As far as the actual event itself, it's not unreasonably unsafe to land an airplane on a runway occupied by either another airplane or a construction crew, provided everyone is on the same page and knows what's coming. That wasn't the case here. Having launched without a NOTAMs check, Inhofe just showed up and landed, ignoring the big yellow X and vehicles on the runway. Although I couldn't confirm it, the runway closure wasn't listed in NOTAMs, but that's somewhat immaterial to the issue of attitude, which is what this is really about. Following the incident, Inhofe said he couldn't find out about the runway work on his own because an airport official there "hates me" and wouldn't take his calls. Gee, I wonder why.
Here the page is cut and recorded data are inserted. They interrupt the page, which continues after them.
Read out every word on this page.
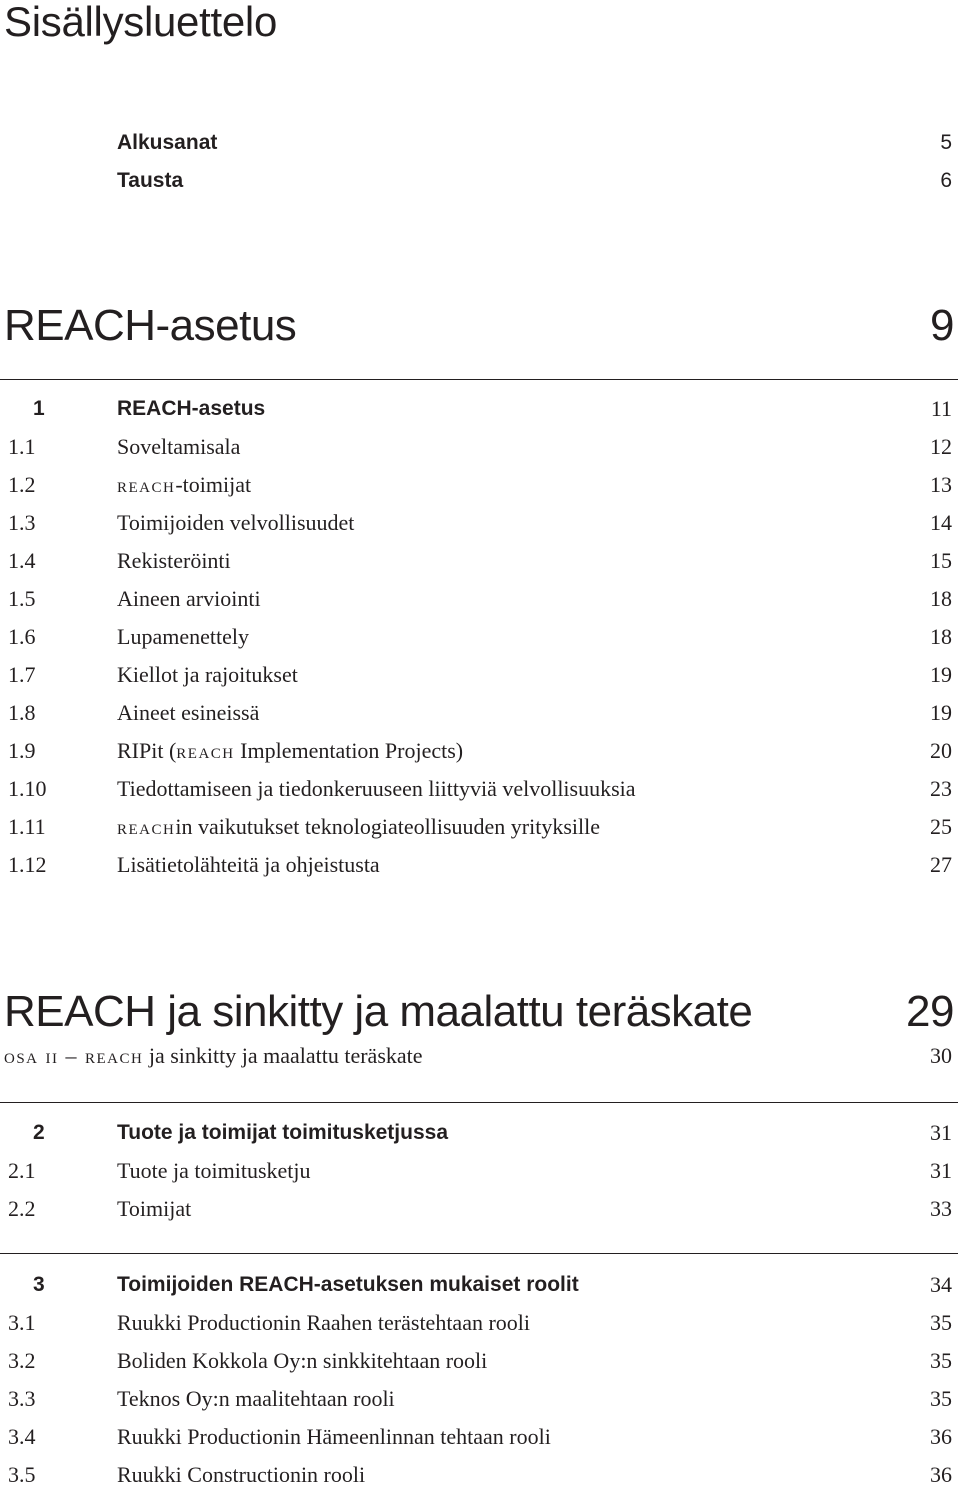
Sisällysluettelo
Alkusanat	5
Tausta	6
REACH-asetus	9
1	REACH-asetus	11
1.1	Soveltamisala	12
1.2	reach-toimijat	13
1.3	Toimijoiden velvollisuudet	14
1.4	Rekisteröinti	15
1.5	Aineen arviointi	18
1.6	Lupamenettely	18
1.7	Kiellot ja rajoitukset	19
1.8	Aineet esineissä	19
1.9	RIPit (reach Implementation Projects)	20
1.10	Tiedottamiseen ja tiedonkeruuseen liittyviä velvollisuuksia	23
1.11	reachin vaikutukset teknologiateollisuuden yrityksille	25
1.12	Lisätietolähteitä ja ohjeistusta	27
REACH ja sinkitty ja maalattu teräskate	29
osa ii – reach ja sinkitty ja maalattu teräskate	30
2	Tuote ja toimijat toimitusketjussa	31
2.1	Tuote ja toimitusketju	31
2.2	Toimijat	33
3	Toimijoiden REACH-asetuksen mukaiset roolit	34
3.1	Ruukki Productionin Raahen terästehtaan rooli	35
3.2	Boliden Kokkola Oy:n sinkkitehtaan rooli	35
3.3	Teknos Oy:n maalitehtaan rooli	35
3.4	Ruukki Productionin Hämeenlinnan tehtaan rooli	36
3.5	Ruukki Constructionin rooli	36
But the underlying problem here is Inhofe's expressed attitudes toward what got him into this mess in the first place. He told the Tulsa World that he saw the runway Xs too late to avoid a landing, explaining that at some point, you're committed and you can't safely abort. That excuse may fly with the mainstream press, but any pilot knows it's BS. In a single or twin with operating engines, you can go around at any point and all of us have been trained to do that. The exception is one-way-in-and-out runways, and this wasn't one of those. You can make the flyspeck argument about all-engine go arounds from below Vmc in a twin, but it's perplexing why he didn't or couldn't see the Xs and vehicles further out. Was he not looking or is his eyesight just that poor? That argues for the 709 ride to find out.
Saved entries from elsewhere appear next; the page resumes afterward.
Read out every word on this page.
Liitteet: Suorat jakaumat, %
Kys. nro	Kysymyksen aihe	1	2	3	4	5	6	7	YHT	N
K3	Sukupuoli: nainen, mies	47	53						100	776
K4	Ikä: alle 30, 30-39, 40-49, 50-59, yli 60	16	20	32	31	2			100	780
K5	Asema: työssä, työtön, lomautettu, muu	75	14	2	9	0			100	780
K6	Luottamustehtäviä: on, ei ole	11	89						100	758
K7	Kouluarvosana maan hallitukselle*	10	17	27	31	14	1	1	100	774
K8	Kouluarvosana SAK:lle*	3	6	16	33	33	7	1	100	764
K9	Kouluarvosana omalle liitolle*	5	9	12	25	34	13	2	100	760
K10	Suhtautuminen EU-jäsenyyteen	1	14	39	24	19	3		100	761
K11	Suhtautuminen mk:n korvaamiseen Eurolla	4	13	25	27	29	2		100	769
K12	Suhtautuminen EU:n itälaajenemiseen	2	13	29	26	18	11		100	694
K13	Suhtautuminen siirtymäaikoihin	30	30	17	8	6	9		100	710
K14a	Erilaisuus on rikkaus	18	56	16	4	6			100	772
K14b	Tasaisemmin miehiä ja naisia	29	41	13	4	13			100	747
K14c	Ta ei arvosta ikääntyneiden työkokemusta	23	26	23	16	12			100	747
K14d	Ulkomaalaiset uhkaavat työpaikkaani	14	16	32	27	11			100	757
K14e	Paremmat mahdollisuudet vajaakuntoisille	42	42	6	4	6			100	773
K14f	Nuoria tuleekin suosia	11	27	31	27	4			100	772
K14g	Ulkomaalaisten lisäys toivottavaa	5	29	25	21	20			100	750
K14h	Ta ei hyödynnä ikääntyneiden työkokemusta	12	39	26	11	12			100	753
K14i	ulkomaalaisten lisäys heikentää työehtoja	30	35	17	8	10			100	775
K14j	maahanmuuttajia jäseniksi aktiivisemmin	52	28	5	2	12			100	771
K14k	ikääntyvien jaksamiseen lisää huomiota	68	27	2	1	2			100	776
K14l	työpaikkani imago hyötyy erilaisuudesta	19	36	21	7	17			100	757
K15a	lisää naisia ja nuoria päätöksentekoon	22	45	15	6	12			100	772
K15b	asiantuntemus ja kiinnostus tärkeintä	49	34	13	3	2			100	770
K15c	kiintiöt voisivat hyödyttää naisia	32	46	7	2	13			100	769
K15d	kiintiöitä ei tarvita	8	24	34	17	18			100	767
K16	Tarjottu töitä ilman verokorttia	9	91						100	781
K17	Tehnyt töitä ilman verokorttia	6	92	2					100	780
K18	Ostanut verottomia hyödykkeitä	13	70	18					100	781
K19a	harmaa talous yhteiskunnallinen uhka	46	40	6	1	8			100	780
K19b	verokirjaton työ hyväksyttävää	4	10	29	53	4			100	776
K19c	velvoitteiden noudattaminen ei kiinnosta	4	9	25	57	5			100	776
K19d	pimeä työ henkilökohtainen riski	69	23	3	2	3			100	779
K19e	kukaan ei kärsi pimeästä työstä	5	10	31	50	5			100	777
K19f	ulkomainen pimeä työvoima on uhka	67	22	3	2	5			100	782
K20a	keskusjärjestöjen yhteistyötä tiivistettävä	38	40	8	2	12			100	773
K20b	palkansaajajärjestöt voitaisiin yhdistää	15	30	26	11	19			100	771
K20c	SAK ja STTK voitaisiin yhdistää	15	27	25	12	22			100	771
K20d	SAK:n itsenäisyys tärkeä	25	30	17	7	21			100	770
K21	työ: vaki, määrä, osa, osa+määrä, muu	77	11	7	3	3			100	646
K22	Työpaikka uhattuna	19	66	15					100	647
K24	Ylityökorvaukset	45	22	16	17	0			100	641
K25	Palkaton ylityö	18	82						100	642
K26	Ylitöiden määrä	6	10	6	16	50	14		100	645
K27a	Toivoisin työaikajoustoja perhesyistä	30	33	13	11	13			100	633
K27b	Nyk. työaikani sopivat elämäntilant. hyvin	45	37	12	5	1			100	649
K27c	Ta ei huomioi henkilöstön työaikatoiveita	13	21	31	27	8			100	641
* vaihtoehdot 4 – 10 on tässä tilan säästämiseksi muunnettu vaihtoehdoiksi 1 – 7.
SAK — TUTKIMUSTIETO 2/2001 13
In one of several conversations with the Tulsa World, Inhofe said: "Approximately three miles on final approach to Cameron County, they said you are cleared for, that's the words I want to get exact, cleared to approach at Cameron County." Anyone with even fleeting knowledge of air traffic control will see right through this excuse. Cameron Country is a non-towered airport, Inhofe was VFR at the time and terminal or center controllers don't clear VFR airplanes for approaches or landings. Furthermore, you can't expect them to always know about or make you aware of runway closure information. That monkey is on the pilot's back. This kind of everyone-should-know-this stuff can be addressed on 709 rides.
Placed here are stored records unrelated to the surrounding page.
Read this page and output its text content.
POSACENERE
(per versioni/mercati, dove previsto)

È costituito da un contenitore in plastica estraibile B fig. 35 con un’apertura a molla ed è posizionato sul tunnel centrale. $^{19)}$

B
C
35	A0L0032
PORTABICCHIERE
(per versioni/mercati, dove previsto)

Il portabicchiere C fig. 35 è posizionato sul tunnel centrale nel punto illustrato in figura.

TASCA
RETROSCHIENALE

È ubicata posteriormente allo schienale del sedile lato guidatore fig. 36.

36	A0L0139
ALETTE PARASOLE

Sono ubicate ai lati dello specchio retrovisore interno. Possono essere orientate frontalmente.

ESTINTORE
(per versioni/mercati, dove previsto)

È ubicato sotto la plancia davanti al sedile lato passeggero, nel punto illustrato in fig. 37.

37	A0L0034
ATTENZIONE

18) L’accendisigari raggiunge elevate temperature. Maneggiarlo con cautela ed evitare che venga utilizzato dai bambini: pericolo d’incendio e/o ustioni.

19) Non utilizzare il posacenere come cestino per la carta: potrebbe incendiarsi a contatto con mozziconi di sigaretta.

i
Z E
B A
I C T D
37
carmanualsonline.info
But the real deal breaker here is attitude. The FARs don't have a provision for Intent to Commit Stupidity, but maybe they should. Even after the incident, Inhofe still maintains that most pilots don't check NOTAMS. A survey we did on AVweb reveals that this is wrong. Ten percent of respondents told us they rarely check NOTAMs before a flight, but two thirds of 1060 people who answered our survey said they always or almost always check NOTAMs before each flight. Inhofe said he couldn't commit to do that. Just too busy.
To me, this is a tantamount, at least in principle, to telling the judge who's just nailed you for a DUI that you're not sure you'll give up drinking and driving. It indicated a world class case of don't get it that even a 709 ride can't fix. Furthermore, it tarnishes the entire pilot community, making us all look like a rabble of arrogant, ignorant boobs.
There's one additional issue: Courtesy to your fellow man. When you see reduced speed limits in construction zones that save "give 'em a brake," do you? I do. It's just common courtesy. Same thing applies to workers on a runway. A hurricane salute from your prop wash is just bad manners.
Other than that, this one worked out just perfect.